Thursday, March 22, 2018

Racial Division and Reconciliation in the Bible: Interacting with Jarvis Williams Pt. 4




Now, it is certainly the case that Adam and Eve would now have to manage competing priorities and even interests. Conflict was inevitable. Rather than submit to him, Eve would have an innate desire to rule over her husband. But this is still not the division that exists between humanity and God. It only opens the door for such division. The potential for division is not division. While it is true that division is the consequence of sin, it is not to be confused with the state of man’s relationship with God. Man was not cut off from man the way he was cut off from God after the fall.

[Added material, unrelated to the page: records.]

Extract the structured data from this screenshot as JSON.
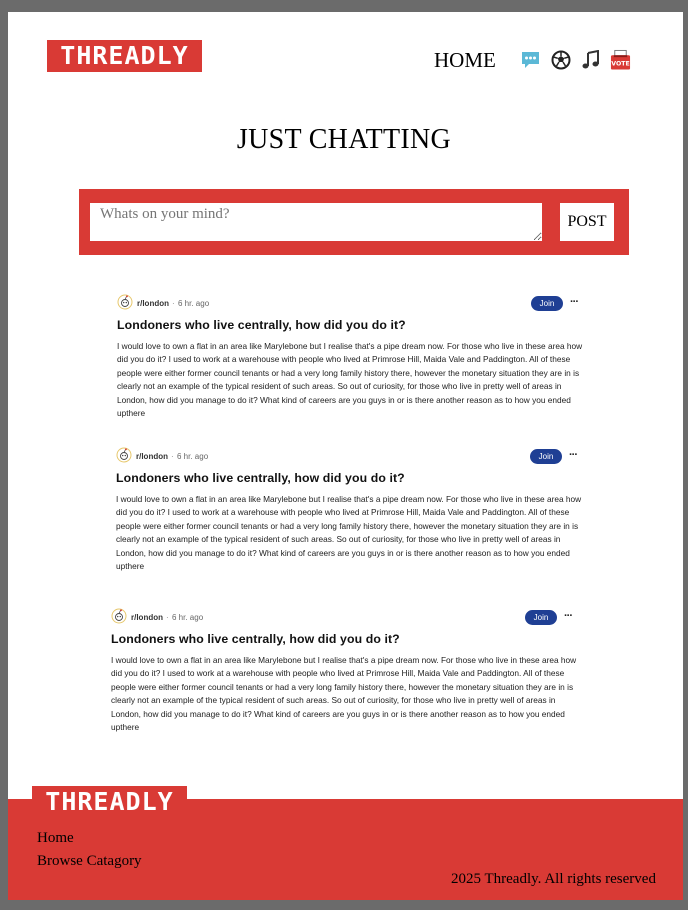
{
  "brand": {
    "logo_text": "THREADLY",
    "accent_color": "#d93a35",
    "button_color": "#1f3f94"
  },
  "nav": {
    "home_label": "HOME",
    "icons": [
      "chat-icon",
      "soccer-ball-icon",
      "music-note-icon",
      "vote-icon"
    ],
    "vote_icon_text": "VOTE"
  },
  "page_title": "JUST CHATTING",
  "composer": {
    "placeholder": "Whats on your mind?",
    "post_label": "POST"
  },
  "posts": [
    {
      "subreddit": "r/london",
      "separator": "·",
      "time": "6 hr. ago",
      "join_label": "Join",
      "more_label": "···",
      "title": "Londoners who live centrally, how did you do it?",
      "body": "I would love to own a flat in an area like Marylebone but I realise that's a pipe dream now. For those who live in these area how did you do it? I used to work at a warehouse with people who lived at Primrose Hill, Maida Vale and Paddington. All of these people were either former council tenants or had a very long family history there, however the monetary situation they are in is clearly not an example of the typical resident of such areas. So out of curiosity, for those who live in pretty well of areas in London, how did you manage to do it? What kind of careers are you guys in or is there another reason as to how you ended upthere"
    },
    {
      "subreddit": "r/london",
      "separator": "·",
      "time": "6 hr. ago",
      "join_label": "Join",
      "more_label": "···",
      "title": "Londoners who live centrally, how did you do it?",
      "body": "I would love to own a flat in an area like Marylebone but I realise that's a pipe dream now. For those who live in these area how did you do it? I used to work at a warehouse with people who lived at Primrose Hill, Maida Vale and Paddington. All of these people were either former council tenants or had a very long family history there, however the monetary situation they are in is clearly not an example of the typical resident of such areas. So out of curiosity, for those who live in pretty well of areas in London, how did you manage to do it? What kind of careers are you guys in or is there another reason as to how you ended upthere"
    },
    {
      "subreddit": "r/london",
      "separator": "·",
      "time": "6 hr. ago",
      "join_label": "Join",
      "more_label": "···",
      "title": "Londoners who live centrally, how did you do it?",
      "body": "I would love to own a flat in an area like Marylebone but I realise that's a pipe dream now. For those who live in these area how did you do it? I used to work at a warehouse with people who lived at Primrose Hill, Maida Vale and Paddington. All of these people were either former council tenants or had a very long family history there, however the monetary situation they are in is clearly not an example of the typical resident of such areas. So out of curiosity, for those who live in pretty well of areas in London, how did you manage to do it? What kind of careers are you guys in or is there another reason as to how you ended upthere"
    }
  ],
  "footer": {
    "logo_text": "THREADLY",
    "links": [
      "Home",
      "Browse Catagory"
    ],
    "copyright": "2025 Threadly. All rights reserved"
  }
}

Adam and Eve were not cut off from each other.

Williams advances his argument with the following claim: Yet the Bible teaches that Jesus, the new Adam, died and rose from the dead to kill all forms of sin and to reverse the vertical and horizontal curse over the entire cosmos by restoring vertical and horizontal relationships. It is clear that Williams takes his racial reconciliation ideas to the text, exaggerates division between humanity, includes it in the curse, and the folds it into the gospel. This is not to say that there is no relationship between human hostility and the fall. Surely there is. But as he always does, Williams pushes this hostility too far. Williams positions the gospel as reconciliation in the broadest terms. But there are some serious problems with this understanding of the gospel. Those will be addressed in due course.

Williams says that the horizontal curse brings us to the topic of racial division. He says Paul generalizes racial division as Jews and Gentiles. Williams is right that there was a separation between the Jews and the Gentiles. He is also right to say that this division was based on the covenant. This division was due to the divine prerogative. We call it election. But Williams is wrong to classify it as racial division. Moses knew nothing about the sort of division that Williams is speaking of. It was not racial division at all. The Jews were of the seed of Abraham. They belonged to the family of Abraham. Abraham was called out by God and his seed was chosen to be God’s people. This created division between Abraham’s offspring and those who were not his offspring. It wasn’t sin that separated human beings from one another, it was God. Because of sin, God chose, according to his plan, to elect some to salvation from the very beginning. That component of God’s plan and more so, the act of God to choose some but not others is the actual cause of the division. All human beings were one man in sin. We see this in Genesis 11:6: The Lord said, “Behold, they are one people, and they all have the same language. And this is what they began to do, and now nothing which they purpose to do will be impossible for them.

Williams says that “Jesus died so that he would abolish the dividing wall of hostility between Jews and Gentiles so that he would reconcile Jews and Gentiles to God and to each other.” However, that is not exactly what Paul says in Eph. 2:13-16. Paul says that Christ died that he might reconcile both in one body to God through the cross. Hoehner writes, It must be understood that the reconciliation spoken of here is not between Jews and Gentiles “into” one body, for that would necessitate an εις rather than εν…rather it is speaking of those believing Jews and Gentiles, who are in one body, as reconciled “to God.” [Hoehner, 383] In Christ, Jews and Gentiles have been brought together into one man, unified. But it is off the mark to think of them as estranged in a way that requires reconciliation. What divided the Jew and the Gentile was the law, not race. God gave the law to the Jew and not to the Gentile. The point here is that Jesus did not die in order to reconcile races. He died to reconcile the human race to God. And through that reconciliation, the human race that finds itself elect of God, chosen by him finds itself as one new man in Christ. That is the point. The reconciliation to God results in a new kind unity in a new body, the body of Christ.

In summary then, man rebelled against God and as a result, God separated himself from man. God placed a curse on the human race. All men became equally separated from God through the fall of the first man, Adam. Nevertheless, God has acted to reconciled with some men from among the human race. He chose Noah to preserve some men from among fallen men. His choice was grounded in himself. And then, according to the gospel preached in the garden of Eden, God chose Abraham and his seed from among fallen men, to be his covenant people. Abraham's family would be the covenant family that would grow in the covenant nation. It would be through this nation, the Nation of Israel, the Jews, that God would preserve for himself a people, a covenant people, a people whom he would redeem for himself, according to the purpose of his own plan for his own glory. The promise made to Abraham was that all nations would be blessed through his seed. Paul tells us with great clarity that that seed was Christ. In Christ, we are all, Jews and Gentiles, the seed of Abraham. The good news is that Christ reconciles all men to God through his own blood. By faith in the name of Jesus Christ, we are reconciled to God, partakers of the divine nature. We participate in the fellowship with God and now with one another by virtue of the fact that we have been placed into the body of Christ. We are all sons in the family of God. We are one in Christ.